D&O cases began to pile up in 2017, when there was a rush of complex federal securities class action filings, said Mr Norton, reaching about 540 by the beginning of 2020.
With courts closed during the pandemic, the number was little changed by the end of 2020 as few cases were resolved or filed. “It seems to be treading water right now,” Mr Norton said of the case count. “It’s one thing that cases are resolving more slowly in the pandemic, but they were also being brought more slowly.”
There was a significant drop in new securities class actions – the most common type of D&O case – filed during the pandemic, Mr Bailey said. The number of cases fell by 20% from 402 in 2019 to 322 in 2020, according to the Stanford Law School’s Securities Class Action Clearinghouse.
Case delays have not caused operating problems for broker PL Risk Advisors, but could make for tricky decisions by insurers with regard to reserves, said Javier Gonzalez, executive vice-president of sales for the broker. “They have to have an idea of what this is going to cost, short and long term.
“The way these claims are shaking out is less and less in favour of the insurance companies,” continued Mr Gonzalez, and they often choose to settle rather than risk an expensive judgment. “They are very cautious as to what they believe the success rate could be for a particular claim” when considering whether to settle, he said of insurers.
Prolonged hard market
Uncertainty about cases still in the pipeline could help prolong firm conditions in the D&O market, said Mr Norton. “Carriers are not going to want to be too competitive if they have a big unknown on these cases.”
If there is a string of large settlements at once, “that will obviously have a chilling factor” and could influence insurers to rethink their exposure, Mr Norton noted. “If some of these cases in the backlog become mega cases” of $100m or more, that would rattle the excess market, he said.
Rising rates and an increase in writings have helped insurers build surplus against large losses, said Mr Gonzalez. Any worry about the possibility of significant claims from cases in the pipeline is likely tempered by “the adjustments they have been able to make in the past few years to their books of business”, he said of insurers.
The D&O market was hardening before the Covid-19 crisis, said Ms Downey. “And that definitely continued through the beginning of the pandemic.”
New insurer entrants have eased conditions a bit in a firm D&O market, she said, but buyers are finding insurers still reluctant to offer high limits. “We’re not seeing those $10m chunks of limits” that were previously available, Ms Downey explained. “We’re seeing $5m or $2.5m from a single carrier. Retentions and deductibles have definitely gone up.”
Fallout from the pandemic has caused many directors to reconsider how they manage professional liability risk, research shows.

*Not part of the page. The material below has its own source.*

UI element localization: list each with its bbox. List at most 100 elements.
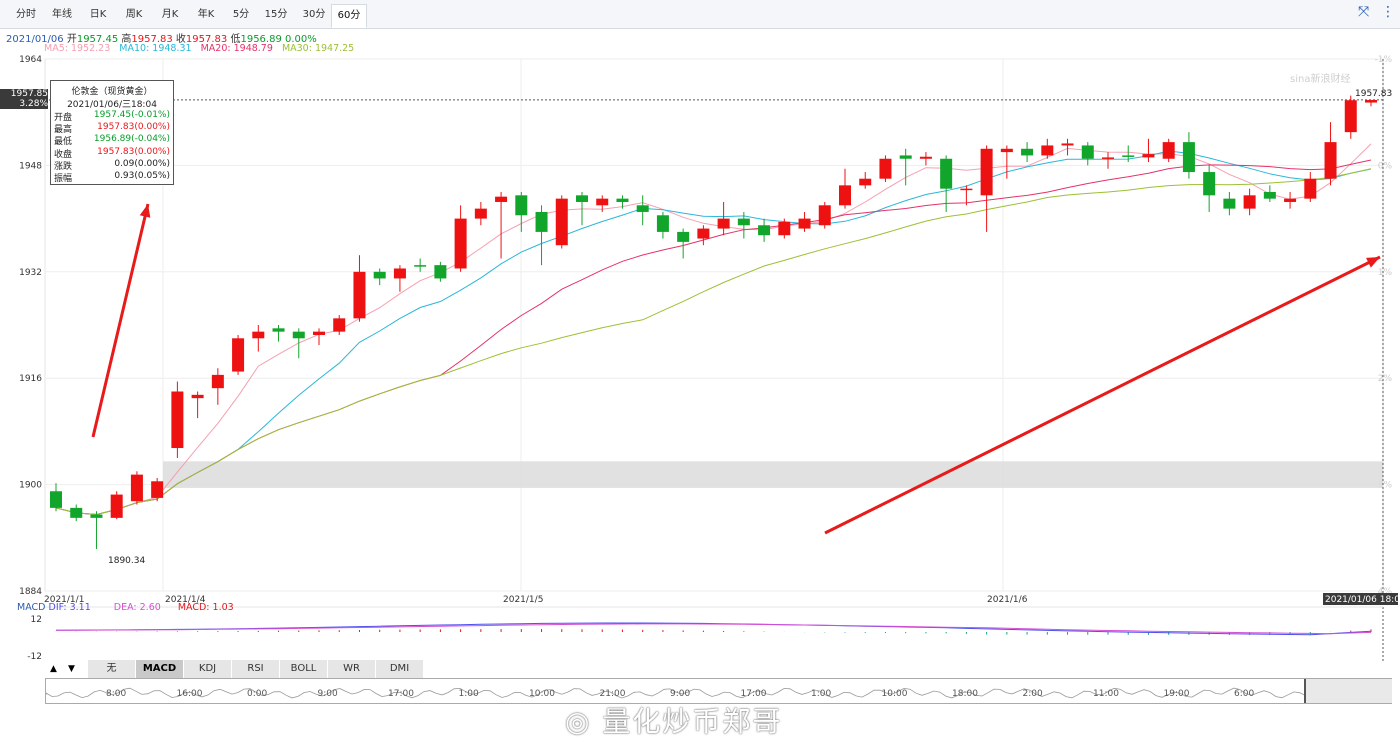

The Global Network of Director Institutes questioned more than 1,900 directors for its Global Network of Director Institutes 2020-2021 Survey Report and found that a majority are looking for outside help to better prepare for future crises.

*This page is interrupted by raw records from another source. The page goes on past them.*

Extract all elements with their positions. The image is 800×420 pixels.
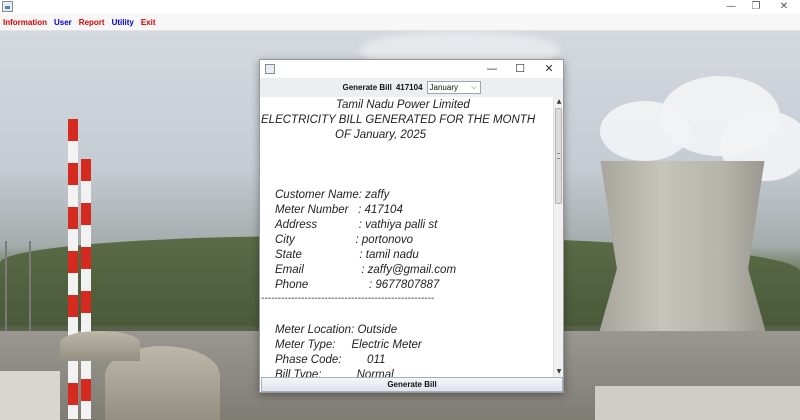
- red-white-chimney: [81, 159, 91, 419]
- bill-heading-line1: ELECTRICITY BILL GENERATED FOR THE MONTH: [261, 114, 536, 126]
- chevron-down-icon: ⌵: [471, 84, 477, 91]
- menu-utility[interactable]: Utility: [112, 18, 134, 27]
- phone: Phone : 9677807887: [275, 279, 440, 291]
- close-icon[interactable]: ✕: [535, 60, 563, 78]
- reactor-dome: [60, 331, 140, 361]
- restore-icon[interactable]: ❐: [743, 0, 769, 14]
- menu-user[interactable]: User: [54, 18, 72, 27]
- red-white-chimney: [68, 119, 78, 419]
- state: State : tamil nadu: [275, 249, 419, 261]
- minimize-icon[interactable]: —: [478, 60, 506, 78]
- scroll-up-icon[interactable]: ▲: [554, 97, 564, 107]
- phase-code: Phase Code: 011: [275, 354, 386, 366]
- main-title-bar: — ❐ ✕: [0, 0, 800, 14]
- generate-bill-dialog: — ☐ ✕ Generate Bill 417104 January ⌵ Tam…: [259, 59, 564, 393]
- scroll-thumb[interactable]: [555, 108, 562, 204]
- meter-number-label: 417104: [395, 83, 423, 92]
- separator-line: ----------------------------------------…: [261, 293, 435, 304]
- menu-information[interactable]: Information: [3, 18, 47, 27]
- menu-bar: Information User Report Utility Exit: [0, 14, 800, 31]
- company-name: Tamil Nadu Power Limited: [336, 99, 470, 111]
- city: City : portonovo: [275, 234, 414, 246]
- maximize-icon[interactable]: ☐: [506, 60, 534, 78]
- close-icon[interactable]: ✕: [771, 0, 797, 14]
- customer-name: Customer Name: zaffy: [275, 189, 390, 201]
- plant-building: [595, 386, 800, 420]
- meter-number: Meter Number : 417104: [275, 204, 403, 216]
- menu-report[interactable]: Report: [79, 18, 105, 27]
- plant-building: [0, 371, 60, 420]
- generate-bill-label: Generate Bill: [342, 83, 392, 92]
- minimize-icon[interactable]: —: [718, 0, 744, 14]
- java-app-icon: [265, 64, 275, 74]
- bill-text-area[interactable]: Tamil Nadu Power Limited ELECTRICITY BIL…: [261, 97, 553, 377]
- bill-heading-line2: OF January, 2025: [335, 129, 426, 141]
- meter-type: Meter Type: Electric Meter: [275, 339, 422, 351]
- month-select-value: January: [429, 83, 458, 92]
- java-app-icon: [2, 1, 13, 12]
- vertical-scrollbar[interactable]: ▲ ▼: [553, 97, 563, 377]
- dialog-title-bar: — ☐ ✕: [260, 60, 563, 78]
- email: Email : zaffy@gmail.com: [275, 264, 457, 276]
- scroll-down-icon[interactable]: ▼: [554, 367, 564, 377]
- month-select[interactable]: January ⌵: [426, 81, 481, 94]
- bill-header-panel: Generate Bill 417104 January ⌵: [260, 78, 563, 97]
- menu-exit[interactable]: Exit: [141, 18, 156, 27]
- generate-bill-button[interactable]: Generate Bill: [261, 377, 563, 392]
- bill-type: Bill Type: Normal: [275, 369, 394, 377]
- meter-location: Meter Location: Outside: [275, 324, 398, 336]
- address: Address : vathiya palli st: [275, 219, 438, 231]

“Given the unexpected nature of the crisis and its resulting impact on stakeholders, it is no surprise that directors and their boards expect to see a greater role for outside experts in risk scenario planning and decision-making (69%),” the report notes.
But the report also concludes that it would be a mistake for directors to concentrate solely on the pandemic’s impact. “Boards should learn important lessons from the pandemic crisis,” it states, “but they should not, however, fixate on the specific challenges of the last crisis. Instead, they must work with their management teams to ensure that their companies don’t ‘sleepwalk’ into the next major, global systemic risk, and look at ways to future-proof risk management programmes and reporting.”